The Digital Rock workflow is an emerging framework utilizing advances in imaging technologies and state-of-the-art image processing algorithms to construct digital models of reservoir rocks. These digital models become input to a physics-based simulations to compute several petrophysical properties of interest. A typical digital rock image analysis pipeline consists of acquiring projections using X-ray micro-computed tomography (CT) scans of mini core plugs drilled out of reservoir cores, from which a three-dimensional (3D) model of the rock sample will be reconstructed by applying various reconstruction algorithms (FDK, MLEM, etc.). These reconstructed models are further segmented, resulting in geometric models of their solid and pore spaces to perform numerical simulations of different physical phenomena like fluid flow, wave propagation, electric flow, and other physical phenomena. Several petrophysical properties (Porosity, Permeability, etc.) can be estimated by these simulations, which would otherwise be difficult to measure in standard experimental settings as there the rock samples may get physically damaged.
The accuracy of the digital rock pipeline relies crucially on the quality of acquired images, the resolution being limited by the hardware of micro-CT scanning technology. This thesis develops two novel and fully data driven methodologies to improve the digital rock workflow performance with these methods being computationally efficient.
Enhancing Quality of Acquired Images:
The quality of the 3D segmented rock model subjected to various physics simulations may not be optimal due to the noise present in micro-CT scans because of shortcomings in the acquisition process, such as limited acquisition time. Therefore, a pre-processing step that involves denoising of the micro-CT scans is mandatory. For rock image analysis, preserving the size of the narrowest corners and throats in the pore space is of primary importance. This thesis proposes a novel denoising pipeline consisting of morphology-based noise reduction using multi-resolution version of structurally varying bitonic filtering, followed by a non-local means smoothing. We show the efficacy of the proposed approach in terms of a non-reference metric and also use the Equivalent Number of Looks (ENL) to incorporate geologists marking while computing signal-to-noise ratio (SNR) of different important regions in the filtered images.
Enhancing Resolution of Acquired Images: The accuracy of the petro-physical properties in digital rock is crucially dependent on the resolution of the digital images of the 3D rock samples, which is currently limited by the resolution of the micro-CT scanning technology.
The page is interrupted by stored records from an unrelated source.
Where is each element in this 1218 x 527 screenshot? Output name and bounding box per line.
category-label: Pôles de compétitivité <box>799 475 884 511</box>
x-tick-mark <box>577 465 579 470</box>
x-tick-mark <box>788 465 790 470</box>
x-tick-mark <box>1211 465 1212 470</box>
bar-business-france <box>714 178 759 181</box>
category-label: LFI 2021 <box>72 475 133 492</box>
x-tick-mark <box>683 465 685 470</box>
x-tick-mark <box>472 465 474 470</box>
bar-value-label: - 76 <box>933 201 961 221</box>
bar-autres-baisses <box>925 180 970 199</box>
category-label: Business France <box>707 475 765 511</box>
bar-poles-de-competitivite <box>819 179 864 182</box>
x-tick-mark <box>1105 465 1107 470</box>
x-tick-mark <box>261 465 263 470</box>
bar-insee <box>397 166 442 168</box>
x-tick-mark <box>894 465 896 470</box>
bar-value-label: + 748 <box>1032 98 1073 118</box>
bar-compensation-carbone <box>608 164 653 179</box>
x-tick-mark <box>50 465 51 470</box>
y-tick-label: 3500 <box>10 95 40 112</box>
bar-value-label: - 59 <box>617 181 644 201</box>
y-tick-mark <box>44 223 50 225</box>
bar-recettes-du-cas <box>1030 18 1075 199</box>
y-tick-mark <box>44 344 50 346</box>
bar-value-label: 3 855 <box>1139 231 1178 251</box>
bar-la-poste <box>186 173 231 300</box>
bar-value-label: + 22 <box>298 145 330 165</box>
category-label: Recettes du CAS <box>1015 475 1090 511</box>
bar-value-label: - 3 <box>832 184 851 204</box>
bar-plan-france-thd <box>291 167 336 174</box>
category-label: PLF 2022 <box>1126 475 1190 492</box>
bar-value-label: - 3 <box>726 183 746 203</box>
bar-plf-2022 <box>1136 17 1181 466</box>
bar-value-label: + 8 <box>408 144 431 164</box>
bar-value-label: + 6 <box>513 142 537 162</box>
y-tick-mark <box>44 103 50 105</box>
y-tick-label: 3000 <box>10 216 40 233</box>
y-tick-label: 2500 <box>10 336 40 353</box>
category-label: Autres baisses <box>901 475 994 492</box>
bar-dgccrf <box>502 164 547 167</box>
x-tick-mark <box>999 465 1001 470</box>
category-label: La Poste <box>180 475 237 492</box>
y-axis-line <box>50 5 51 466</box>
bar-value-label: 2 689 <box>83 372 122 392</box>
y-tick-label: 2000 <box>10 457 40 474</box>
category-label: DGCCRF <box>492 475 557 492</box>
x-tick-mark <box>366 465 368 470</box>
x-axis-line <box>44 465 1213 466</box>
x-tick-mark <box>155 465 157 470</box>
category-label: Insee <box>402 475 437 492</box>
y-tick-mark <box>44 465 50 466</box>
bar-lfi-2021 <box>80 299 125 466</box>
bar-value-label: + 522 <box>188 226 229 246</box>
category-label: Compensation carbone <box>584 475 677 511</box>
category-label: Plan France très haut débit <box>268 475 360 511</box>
Furthermore, for heterogeneous rock samples with a large Representative Elementary Volume (REV), capturing a large field of view with a high-resolution acquisition can be very difficult and time-consuming. Therefore, in this part of the thesis, there is a major emphasis on developing computational techniques to enhance the resolution of the rock volumes digitally. We have proposed a novel deep learning-based super-resolution model called Siamese-SR to improve the resolution of Digital Rock images whilst retaining the texture and providing optimal denoising. The Siamese-SR model consists of a generator that is adversarially trained with a relativistic and a Siamese Discriminator utilizing Materials In Context (MINC) loss estimator.
Proposing Physics-based Quantification Metric: Another key highlight of the thesis is, for the evaluation of the super-resolution performance, we propose to move away from image-based metrics such as Structural Similarity (SSIM) and Peak Signal to Noise Ratio (PSNR) as they do not correlate well with expert geological and petrophysical evaluations. Instead, we propose to subject the super-resolved images to the next step in the Digital Rock workflow to calculate porosity, which is a petrophysical property of interest, and use it as a metric for evaluation of our proposed Siamese-SR or denoising methods. Furthermore, we have also demonstrated that the improvement due to super-resolution with Siamese-SR model is not just restricted to improved image-based porosity, but also more accurate estimation of petrophysical properties of interest derived using Mercury Injection Capillary Pressure (MICP) simulations.